Le livre blanc "Deploying the EuroStack: What Needs to Happen Now" ne se contente pas d'un constat alarmiste, il propose une feuille de route opérationnelle structurée autour de trois piliers stratégiques.

Le premier, "Acheter européen", vise à transformer la commande publique en levier stratégique. Concrètement, il s'agit d'établir une définition claire de ce qu'est un fournisseur numérique européen, puis d'imposer progressivement des quotas d'achats auprès de ces acteurs. Cette approche s'inspire du "Buy American Act" américain, tout en valorisant l'ouverture technique via les standards ouverts.

Le deuxième axe, "Vendre européen", propose de cartographier et coordonner les solutions numériques existantes pour créer un écosystème cohérent. Francesco Bonfiglio, directeur général de Dynamo, insiste : "Nous pouvons inverser la tendance en valorisant ce que nous avons déjà". La création d'un hub d'intelligence de marché faciliterait l'interopérabilité et la visibilité des solutions européennes.

Le troisième pilier, "Financer européen", ambitionne de mobiliser des capitaux publics et privés, notamment via la création d'un Fonds EuroStack dédié. Ce mécanisme permettrait de combler les lacunes stratégiques et d'accompagner les entreprises à fort potentiel dans leur croissance.

Des bénéfices économiques tangibles

L'enjeu n'est pas seulement technologique mais profondément économique. D'après les analyses du cabinet Astérès pour le Cigref, réorienter ne serait-ce que 15% des achats numériques vers des fournisseurs européens créerait 463 000 emplois à l'horizon 2035. Un secteur numérique européen plus dynamique engendrerait également un gain de productivité estimé à 1,2%.

Sur le plan stratégique, l'initiative permettrait de réduire drastiquement les risques liés à la dépendance technologique, particulièrement sensibles dans des secteurs comme la défense, la santé ou l'énergie. Contrairement aux approches protectionnistes, EuroStack mise sur l'interopérabilité et l'innovation ouverte comme moteurs de compétitivité.

Des solutions déjà opérationnelles mais éparpillées

L'Europe ne part pas de zéro. De nombreuses briques technologiques souveraines existent déjà : solutions d'orchestration Kubernetes européennes, systèmes de stockage distribué chiffré, connecteurs pour identités décentralisées ou solutions de virtualisation. Des acteurs comme OVHcloud, Scaleway ou Outscale proposent des infrastructures cloud respectueuses des normes européennes, tandis que des organismes comme l'INRIA ou le CEA Tech contribuent aux couches technologiques fondamentales.

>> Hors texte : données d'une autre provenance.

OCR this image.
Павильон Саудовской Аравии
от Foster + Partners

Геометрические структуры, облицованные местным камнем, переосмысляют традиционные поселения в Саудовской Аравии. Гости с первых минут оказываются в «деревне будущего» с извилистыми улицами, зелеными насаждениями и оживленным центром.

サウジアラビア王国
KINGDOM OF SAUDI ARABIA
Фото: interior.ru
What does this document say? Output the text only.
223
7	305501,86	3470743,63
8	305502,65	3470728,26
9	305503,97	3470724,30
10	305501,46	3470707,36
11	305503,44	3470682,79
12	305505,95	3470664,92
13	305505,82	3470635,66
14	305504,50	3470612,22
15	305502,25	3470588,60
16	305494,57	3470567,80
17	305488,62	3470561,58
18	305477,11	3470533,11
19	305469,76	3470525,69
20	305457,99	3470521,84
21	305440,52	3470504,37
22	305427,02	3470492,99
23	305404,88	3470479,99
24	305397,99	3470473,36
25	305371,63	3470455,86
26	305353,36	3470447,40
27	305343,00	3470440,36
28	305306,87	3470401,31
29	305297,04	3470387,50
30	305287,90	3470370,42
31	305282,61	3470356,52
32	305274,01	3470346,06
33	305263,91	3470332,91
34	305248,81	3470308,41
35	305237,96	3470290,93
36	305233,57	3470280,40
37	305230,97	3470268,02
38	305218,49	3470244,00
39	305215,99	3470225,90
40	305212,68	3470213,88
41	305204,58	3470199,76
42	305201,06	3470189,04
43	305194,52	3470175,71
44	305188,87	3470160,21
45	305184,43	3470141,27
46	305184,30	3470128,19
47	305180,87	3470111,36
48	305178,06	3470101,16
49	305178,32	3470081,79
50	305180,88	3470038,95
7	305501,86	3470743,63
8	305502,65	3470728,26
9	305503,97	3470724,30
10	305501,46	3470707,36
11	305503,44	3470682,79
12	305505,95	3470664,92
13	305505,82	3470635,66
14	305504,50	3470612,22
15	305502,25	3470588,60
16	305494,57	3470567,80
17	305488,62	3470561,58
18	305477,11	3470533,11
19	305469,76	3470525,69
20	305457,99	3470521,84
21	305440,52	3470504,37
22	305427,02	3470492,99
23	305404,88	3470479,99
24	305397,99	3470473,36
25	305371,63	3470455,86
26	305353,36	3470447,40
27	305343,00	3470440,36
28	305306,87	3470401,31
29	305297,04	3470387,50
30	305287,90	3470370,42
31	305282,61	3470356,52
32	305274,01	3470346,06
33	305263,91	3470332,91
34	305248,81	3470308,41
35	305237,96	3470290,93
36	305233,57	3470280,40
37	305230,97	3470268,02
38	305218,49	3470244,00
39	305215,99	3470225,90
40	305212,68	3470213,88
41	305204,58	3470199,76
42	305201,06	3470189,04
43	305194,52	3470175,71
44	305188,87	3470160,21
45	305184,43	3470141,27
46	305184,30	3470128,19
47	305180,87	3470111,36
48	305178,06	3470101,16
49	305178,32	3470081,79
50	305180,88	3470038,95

Le défi principal reste la fragmentation de ces initiatives. "Le problème n'est pas notre capacité à innover, mais notre incapacité à fédérer nos forces et à créer un marché suffisamment puissant", résume un des signataires du livre blanc.

Une initiative qui trouve un écho politique croissant

Le timing de cette initiative coïncide avec le lancement par la Commission européenne du programme InvestAI, démontrant une prise de conscience institutionnelle des enjeux de souveraineté numérique. Le collectif EuroStack appelle désormais à une coordination rapide entre l'industrie, la Commission et les États membres pour concrétiser ces propositions.

L'initiative critique par ailleurs le "souveraineté washing" pratiqué par certains acteurs non-européens qui prétendent garantir la souveraineté de leurs clients sans contrôle effectif sur les technologies proposées.

L'Allemagne a explicitement intégré le concept d'EuroStack dans son accord de coalition gouvernementale, tandis que la France a manifesté son soutien à plusieurs reprises. Le Parlement néerlandais a également adopté des motions visant à stopper la migration vers les services cloud américains et à développer des alternatives européennes.

EuroStack représente une opportunité historique pour l'Europe de reprendre en main son destin numérique. En proposant une approche pragmatique, axée sur la coordination des forces existantes plutôt que sur la création ex-nihilo de "champions européens", l'initiative semble avoir tiré les leçons des échecs passés.